The meal kit industry is worth around $1.5 billion. To keep up with the changing tide of consumerism, meal kit companies are offering healthy, customizable options delivered to your doorstep, putting them on track to grow another $5 billion over the next decade.

Meal kits are also a huge source of waste. The Association of Plastic Recyclers found that most meal kits used plastic and non-recyclable materials. While meal kits have been found to reduce food waste, the amount of material waste produced does not balance out.

Store food to maximize shelf life

Safe storage and reuse of food depends on the type of food: perishables: raw fruits, raw vegetables, meat, dairy, eggs, and cooked foods; semi-perishables—flour, dried fruits, and grains; o Non-perishable foods: dried beans, canned goods, and spices.

Perishable foods last three to seven days in the refrigerator or up to six months, depending on the food and temperature, in the freezer. Store semi-perishable foods in vacuum-sealed bags or airtight jars for six months to a year.

If handled properly, non-perishable foods are non-perishable. According to the Food Revolution Network, there are six tried-and-true ways to store food to maximize shelf life and minimize food waste: canning, freezing, dehydrating, fermenting, pickling, and cold storage. Pick one, or mix and match.

Preserve your own food

Food preservation, also known as canning, freezing, drying, pasteurizing, or fermenting, is an ancient practice. Preservation is the best method to prevent spoilage when food is not safe for human consumption.

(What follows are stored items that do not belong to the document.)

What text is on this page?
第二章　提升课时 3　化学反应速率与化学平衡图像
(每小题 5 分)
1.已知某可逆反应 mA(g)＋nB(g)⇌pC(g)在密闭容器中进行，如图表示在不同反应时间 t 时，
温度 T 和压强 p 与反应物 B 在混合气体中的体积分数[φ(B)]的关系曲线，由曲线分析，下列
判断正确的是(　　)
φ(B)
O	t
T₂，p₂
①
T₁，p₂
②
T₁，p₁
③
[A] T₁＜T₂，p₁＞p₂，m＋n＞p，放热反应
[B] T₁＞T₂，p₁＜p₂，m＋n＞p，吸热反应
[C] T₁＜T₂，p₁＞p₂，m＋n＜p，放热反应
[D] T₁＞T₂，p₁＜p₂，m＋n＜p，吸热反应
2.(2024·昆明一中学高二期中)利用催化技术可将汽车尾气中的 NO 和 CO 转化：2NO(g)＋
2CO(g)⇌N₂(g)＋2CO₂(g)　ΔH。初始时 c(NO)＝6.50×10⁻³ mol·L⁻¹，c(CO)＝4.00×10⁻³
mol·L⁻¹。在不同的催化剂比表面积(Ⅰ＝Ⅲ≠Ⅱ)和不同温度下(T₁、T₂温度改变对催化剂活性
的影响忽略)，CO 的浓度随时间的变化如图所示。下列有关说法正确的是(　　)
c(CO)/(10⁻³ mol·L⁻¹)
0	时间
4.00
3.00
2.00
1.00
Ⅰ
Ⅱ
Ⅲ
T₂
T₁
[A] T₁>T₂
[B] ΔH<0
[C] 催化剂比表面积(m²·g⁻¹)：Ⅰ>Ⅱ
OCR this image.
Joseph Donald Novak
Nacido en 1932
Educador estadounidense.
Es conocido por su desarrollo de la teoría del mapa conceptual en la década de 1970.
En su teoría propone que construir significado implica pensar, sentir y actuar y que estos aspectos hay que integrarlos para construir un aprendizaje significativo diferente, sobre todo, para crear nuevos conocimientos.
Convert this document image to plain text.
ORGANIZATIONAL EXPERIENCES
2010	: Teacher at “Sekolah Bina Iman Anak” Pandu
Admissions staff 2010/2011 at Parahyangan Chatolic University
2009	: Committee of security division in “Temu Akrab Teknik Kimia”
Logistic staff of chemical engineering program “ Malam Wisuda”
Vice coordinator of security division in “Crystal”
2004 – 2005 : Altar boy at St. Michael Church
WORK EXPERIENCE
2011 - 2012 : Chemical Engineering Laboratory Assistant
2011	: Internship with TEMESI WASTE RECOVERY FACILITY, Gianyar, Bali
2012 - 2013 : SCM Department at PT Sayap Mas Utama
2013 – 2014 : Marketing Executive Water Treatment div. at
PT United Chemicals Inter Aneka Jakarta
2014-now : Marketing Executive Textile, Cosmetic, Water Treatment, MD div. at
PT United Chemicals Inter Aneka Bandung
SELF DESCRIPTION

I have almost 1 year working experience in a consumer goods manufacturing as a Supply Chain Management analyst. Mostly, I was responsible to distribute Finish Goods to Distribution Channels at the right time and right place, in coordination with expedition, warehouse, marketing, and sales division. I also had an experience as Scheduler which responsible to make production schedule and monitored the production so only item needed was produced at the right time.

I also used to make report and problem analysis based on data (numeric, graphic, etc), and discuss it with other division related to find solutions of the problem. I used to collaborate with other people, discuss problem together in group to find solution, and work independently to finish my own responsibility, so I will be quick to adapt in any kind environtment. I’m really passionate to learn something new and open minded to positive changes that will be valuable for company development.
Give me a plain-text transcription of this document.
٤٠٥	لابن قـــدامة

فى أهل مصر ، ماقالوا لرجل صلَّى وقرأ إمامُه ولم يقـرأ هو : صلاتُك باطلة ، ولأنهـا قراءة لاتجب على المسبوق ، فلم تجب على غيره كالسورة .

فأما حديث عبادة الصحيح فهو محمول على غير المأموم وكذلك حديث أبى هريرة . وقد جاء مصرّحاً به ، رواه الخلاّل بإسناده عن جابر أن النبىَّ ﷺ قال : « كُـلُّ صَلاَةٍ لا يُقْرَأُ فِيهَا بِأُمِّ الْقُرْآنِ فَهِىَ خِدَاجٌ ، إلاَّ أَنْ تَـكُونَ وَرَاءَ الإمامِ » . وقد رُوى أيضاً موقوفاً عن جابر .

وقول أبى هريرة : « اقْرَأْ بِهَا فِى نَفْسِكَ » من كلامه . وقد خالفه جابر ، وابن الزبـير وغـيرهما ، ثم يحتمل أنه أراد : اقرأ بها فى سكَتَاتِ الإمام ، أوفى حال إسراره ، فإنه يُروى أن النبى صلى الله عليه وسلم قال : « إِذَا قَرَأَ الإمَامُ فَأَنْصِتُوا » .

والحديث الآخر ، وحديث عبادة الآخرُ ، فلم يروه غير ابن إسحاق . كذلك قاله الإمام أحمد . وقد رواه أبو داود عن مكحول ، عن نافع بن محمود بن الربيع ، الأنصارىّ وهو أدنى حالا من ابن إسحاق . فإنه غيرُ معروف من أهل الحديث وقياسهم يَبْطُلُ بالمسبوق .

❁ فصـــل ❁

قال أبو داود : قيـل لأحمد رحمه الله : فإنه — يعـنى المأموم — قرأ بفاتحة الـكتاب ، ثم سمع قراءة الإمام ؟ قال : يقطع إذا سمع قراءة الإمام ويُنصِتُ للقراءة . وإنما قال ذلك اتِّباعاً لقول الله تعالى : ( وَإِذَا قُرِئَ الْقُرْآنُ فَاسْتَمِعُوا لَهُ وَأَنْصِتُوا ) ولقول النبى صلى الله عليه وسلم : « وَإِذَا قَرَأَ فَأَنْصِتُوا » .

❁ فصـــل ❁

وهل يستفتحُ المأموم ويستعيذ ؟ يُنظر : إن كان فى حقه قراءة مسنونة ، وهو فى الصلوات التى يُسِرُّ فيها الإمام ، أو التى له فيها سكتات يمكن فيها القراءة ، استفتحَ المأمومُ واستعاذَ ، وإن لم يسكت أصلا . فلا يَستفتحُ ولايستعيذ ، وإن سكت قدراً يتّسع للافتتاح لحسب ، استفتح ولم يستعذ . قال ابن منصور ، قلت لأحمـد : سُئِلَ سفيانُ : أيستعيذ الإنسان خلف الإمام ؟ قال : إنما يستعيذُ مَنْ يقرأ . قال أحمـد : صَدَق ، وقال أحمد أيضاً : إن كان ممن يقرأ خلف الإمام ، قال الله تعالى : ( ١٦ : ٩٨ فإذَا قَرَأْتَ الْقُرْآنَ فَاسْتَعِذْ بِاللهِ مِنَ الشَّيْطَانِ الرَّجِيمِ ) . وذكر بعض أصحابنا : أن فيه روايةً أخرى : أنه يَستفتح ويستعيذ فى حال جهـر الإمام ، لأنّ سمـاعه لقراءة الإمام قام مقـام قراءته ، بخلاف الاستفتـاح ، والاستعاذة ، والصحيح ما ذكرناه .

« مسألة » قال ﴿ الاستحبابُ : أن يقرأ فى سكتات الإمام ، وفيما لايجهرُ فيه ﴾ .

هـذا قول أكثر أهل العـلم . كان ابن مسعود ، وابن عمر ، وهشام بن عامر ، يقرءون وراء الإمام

While there are 11 different types of food preservation, the best for beginners is fermentation. All you need is a clean glass jar with a tight-fitting lid, seasonings, salt, water, and the vegetables or fruits. Preservation is great for home gardeners or those who buy perishable foods in bulk, but it’s also an easy and effective zero-waste tactic for anyone.

compost waste

The Natural Resources Defense Council makes a strong case for composting: it improves soil health, conserves water and mitigates drought, recycles nutrients, reduces greenhouse gas emissions, and reduces personal food waste. The general rule is that if it grows, it inevitably decomposes.

The ideal environment should be cultivated with bacteria, fungi and worms; mealybugs or nematodes also work, as well as air and heat.